With Dark Side of the Moon, man, the whole thing is one continuous EPIC song.  I loved it, from start to finish.  I listened to the whole album several times; two times didn't feel like enough to really attempt to comprehend what was going on.  There were so many existential themes like those found in "Time" "Us and Them" and other songs that pointed out illusions and bullshit like in"Money."  Not to mention that "Brain Damage" juxtaposes the sane vs the insane and I got the feeling that insanity is all about who is pointing fingers and who perceives who to be insane.  While at work in a courthouse in the middle of nowhere, with many people I don't know, I kept thinking "the lunatics are in my hall" but maybe that had nothing to do with Pink Floyd.

The album is very deep and in ways that are hard to pin down.  I could listen to the whole thing and miss it or have moments of flash inspiration only to be mistaken that those were my own thoughts carrying me away.  And although they were inspired by the music, I found those thoughts had little to do with the lyrics I was listening to.  Perhaps I was picking up on a general feeling the music instills.  It's an emotion somewhere between disquietude and inspiration.  So anything really, great range katy, jeez.

The music is not generally to my taste; the strange instrumentals, the noises, the sound effects, but after listening to the album over and over, I couldn't get enough.  The more little epiphanies of Camusian absurdity I realized they were talking about the more my respect for this band grew, exponentially.  "Brain Damage" and "Eclipse" are so awesome, especially one right after the other, concluding this amazing album that flows from thought to thought through song through song to end in this great crescendo about nothingness.  or absurdity.  or life.  or something less profound.

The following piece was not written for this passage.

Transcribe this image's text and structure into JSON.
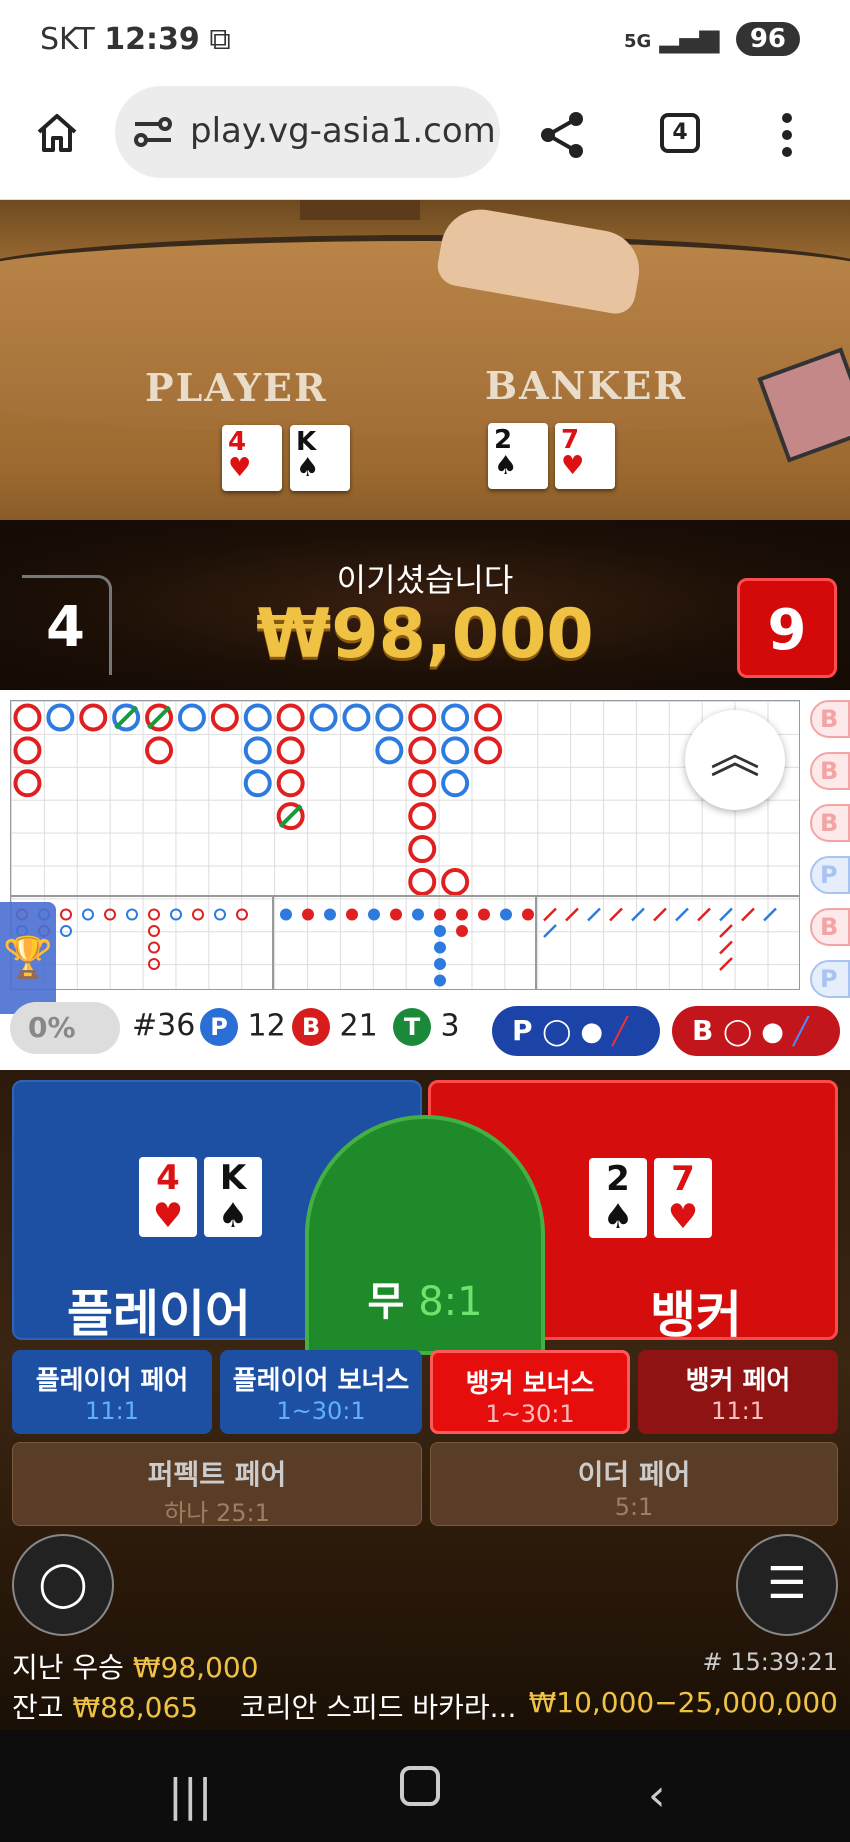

"I think every album was a step towards Dark Side of the Moon," keyboardist Rick Wright said. "We were learning all the time, the techniques of the recording and our writing was getting better." As a culmination of their inner-space explorations of the early 1970s, the Floyd toured the bulk of Dark Side in Britain for months prior to recording. But in the studio, the band articulated bassist Roger Waters' lyric reveries on the madness of everyday life with melodic precision ("Breathe," "Us and Them") and cinematic lustre (Clare Torry's guest vocal aria "The Great Gig in the Sky"). Dark Side is one of the best-produced rock albums ever, and "Money" may be rock's only Top Twenty hit in 7/8 time.

1 comment:

  1. Great blog Katy. What a fresh idea! I will be back to check out more. Thanks for dropping by my blog.